From a supply chain perspective, it’s a paradox. More than any other sector, healthcare should have predictable demand, and yet we operate as though we’re always surprised. Unlike consumer products, which depend on people’s tastes, healthcare demand arises from sickness or injury. Demand for treatment, which no one really wants but everyone urgently needs, can often be predicted with precision using genetic, demographic and public health data.

The data itself is exploding in availability, just as our competence in digesting it is spiralling upward. Unfortunately, the byzantine system linking payers, providers and patients means that supply chains work with massively obscured or even irrational demand signals. This could explain recent drug shortages that would be regarded as insane in other industries.

Who is the customer?

Human health is fundamentally less costly to manage pre-emptively than reactively. From a supply chain perspective this is like using predictive maintenance techniques to optimise equipment uptime. Capital equipment makers from General Electric to Caterpillar are decades into doing this right. Doctors and public health officials totally get this, and yet somehow too many people do the exact opposite, waiting to go to the emergency room for chronic ailments that end up costing 10 times as much and hurt more.

The solution

Forget politics. Start instead with the innovation processes that find new molecules, mechanisms and delivery techniques for fixing human bodies. Supply chain design that targets this pressure point would emphasise deep supplier collaboration, solid intellectual property rules that reward the development of major product platforms, and cross-channel launch orchestration to assure that good science is available quickly and widely – just like a new iPhone.

Manufacturers in the healthcare sector certainly understand the concept, but with so many legal and regulatory pitfalls along the way, too much time is spent fighting through arcana rather than curing the ill.

And from an inventory flow perspective, healthcare could certainly work better. Bad demand planning coupled with huge risk aversion makes lean a near impossibility in today’s healthcare supply chain. Yet we have several obvious opportunities to build lean into the distribution network, including prominent healthcare distributors like AmerisourceBergen and Cardinal Health and also pharmacies at stores like Walgreens, CVS and even Walmart.

These players already have superb information systems, materials handling infrastructure and decades of experience getting by on thin margins. Given the right incentive to share information, they could do wonders. Add clean demand signals and it seems fair to expect big gains in both availability and inventory turns.

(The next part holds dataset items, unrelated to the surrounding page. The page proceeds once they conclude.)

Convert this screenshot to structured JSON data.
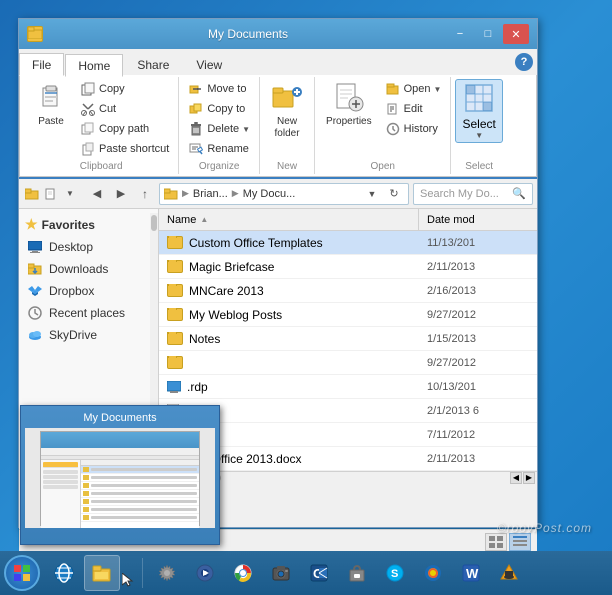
{
  "window": {
    "title": "My Documents",
    "icon": "folder"
  },
  "titlebar": {
    "minimize": "−",
    "maximize": "□",
    "close": "✕"
  },
  "menu": {
    "tabs": [
      "File",
      "Home",
      "Share",
      "View"
    ],
    "active_tab": "Home",
    "help_icon": "?"
  },
  "ribbon": {
    "groups": [
      {
        "label": "Clipboard",
        "buttons": [
          {
            "id": "paste",
            "label": "Paste",
            "type": "large"
          },
          {
            "id": "copy",
            "label": "Copy",
            "type": "small"
          },
          {
            "id": "cut",
            "label": "Cut",
            "type": "small"
          },
          {
            "id": "copy-path",
            "label": "Copy path",
            "type": "small"
          },
          {
            "id": "paste-shortcut",
            "label": "Paste shortcut",
            "type": "small"
          }
        ]
      },
      {
        "label": "Organize",
        "buttons": [
          {
            "id": "move-to",
            "label": "Move to",
            "type": "small"
          },
          {
            "id": "copy-to",
            "label": "Copy to",
            "type": "small"
          },
          {
            "id": "delete",
            "label": "Delete",
            "type": "small"
          },
          {
            "id": "rename",
            "label": "Rename",
            "type": "small"
          }
        ]
      },
      {
        "label": "New",
        "buttons": [
          {
            "id": "new-folder",
            "label": "New\nfolder",
            "type": "large"
          }
        ]
      },
      {
        "label": "Open",
        "buttons": [
          {
            "id": "properties",
            "label": "Properties",
            "type": "large-split"
          },
          {
            "id": "open",
            "label": "Open",
            "type": "small"
          },
          {
            "id": "edit",
            "label": "Edit",
            "type": "small"
          },
          {
            "id": "history",
            "label": "History",
            "type": "small"
          }
        ]
      },
      {
        "label": "Select",
        "buttons": [
          {
            "id": "select-all",
            "label": "Select",
            "type": "select-highlight"
          }
        ]
      }
    ]
  },
  "navigation": {
    "back_title": "Back",
    "forward_title": "Forward",
    "up_title": "Up",
    "crumbs": [
      "Brian...",
      "My Docu..."
    ],
    "search_placeholder": "Search My Do..."
  },
  "sidebar": {
    "sections": [
      {
        "header": "Favorites",
        "icon": "star",
        "items": [
          {
            "label": "Desktop",
            "icon": "monitor"
          },
          {
            "label": "Downloads",
            "icon": "download"
          },
          {
            "label": "Dropbox",
            "icon": "dropbox"
          },
          {
            "label": "Recent places",
            "icon": "clock"
          },
          {
            "label": "SkyDrive",
            "icon": "cloud"
          }
        ]
      }
    ]
  },
  "file_list": {
    "columns": [
      {
        "id": "name",
        "label": "Name"
      },
      {
        "id": "date_modified",
        "label": "Date mod"
      }
    ],
    "files": [
      {
        "name": "Custom Office Templates",
        "date": "11/13/201",
        "type": "folder",
        "selected": true
      },
      {
        "name": "Magic Briefcase",
        "date": "2/11/2013",
        "type": "folder"
      },
      {
        "name": "MNCare 2013",
        "date": "2/16/2013",
        "type": "folder"
      },
      {
        "name": "My Weblog Posts",
        "date": "9/27/2012",
        "type": "folder"
      },
      {
        "name": "Notes",
        "date": "1/15/2013",
        "type": "folder"
      },
      {
        "name": "",
        "date": "9/27/2012",
        "type": "folder"
      },
      {
        "name": "",
        "date": "10/13/201",
        "type": "rdp"
      },
      {
        "name": "",
        "date": "2/1/2013 6",
        "type": "txt"
      },
      {
        "name": "",
        "date": "7/11/2012",
        "type": "file-txt"
      },
      {
        "name": "s for Office 2013.docx",
        "date": "2/11/2013",
        "type": "docx"
      }
    ]
  },
  "thumbnail": {
    "title": "My Documents"
  },
  "statusbar": {
    "view_buttons": [
      "list",
      "details"
    ]
  },
  "taskbar": {
    "icons": [
      {
        "id": "ie",
        "label": "Internet Explorer",
        "char": "🌐"
      },
      {
        "id": "folder",
        "label": "File Explorer",
        "char": "📁",
        "active": true
      },
      {
        "id": "cursor",
        "label": "",
        "char": ""
      },
      {
        "id": "settings",
        "label": "Settings",
        "char": "⚙"
      },
      {
        "id": "media",
        "label": "Media Player",
        "char": "🎵"
      },
      {
        "id": "chrome",
        "label": "Chrome",
        "char": "🔵"
      },
      {
        "id": "camera",
        "label": "Camera",
        "char": "📷"
      },
      {
        "id": "outlook",
        "label": "Outlook",
        "char": "📧"
      },
      {
        "id": "store",
        "label": "Store",
        "char": "🛍"
      },
      {
        "id": "skype",
        "label": "Skype",
        "char": "💬"
      },
      {
        "id": "firefox",
        "label": "Firefox",
        "char": "🦊"
      },
      {
        "id": "word",
        "label": "Word",
        "char": "W"
      },
      {
        "id": "vlc",
        "label": "VLC",
        "char": "🔶"
      }
    ]
  },
  "watermark": {
    "text": "©roovPost.com"
  }
}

Finally, consider the poor provider. Point of sale is a critical element in supply chain design with huge gains wrought over the years by bar codes, e-commerce and value-added reseller channels. Doctors, nurses and clinicians are the point of sale in healthcare, and yet all are constrained by reimbursement rules that often leave both patient and provider unsatisfied. That’s not the way economics is supposed to work.

Demand signals direct from the customer should be read straight into a supply chain response as judged by the healthcare professional at the point of sale, not referred back to some rule book written in Hartford, Connecticut. Customer satisfaction could be higher, provider expertise could be better leveraged, and cash flow better.

The villain

As you may have guessed by now, my beef is with the insurance industry. It makes better margins than anyone in the chain (except pharmaceutical firms, which I think deserve to make good money) and yet offer most of us pure aggravation when we try to get what we’ve already paid for.

From a supply chain perspective the root problem is simple – appalling demand visibility. Institutionally, it comes down to how the money flows, and unfortunately that is not a supply chain problem.

The hero

Supply chain has been delivering 3-5% productivity gains annually across industries since 1996. In marked contrast, healthcare has become more expensive and more of a hassle during that time. Pioneers like healthcare provider Mercy and its supply chain arm ROi focus on bringing supply chain ideas into healthcare, despite the monumental challenges. I certainly believe they know what to do.

I wish I had the same confidence in our collective political will.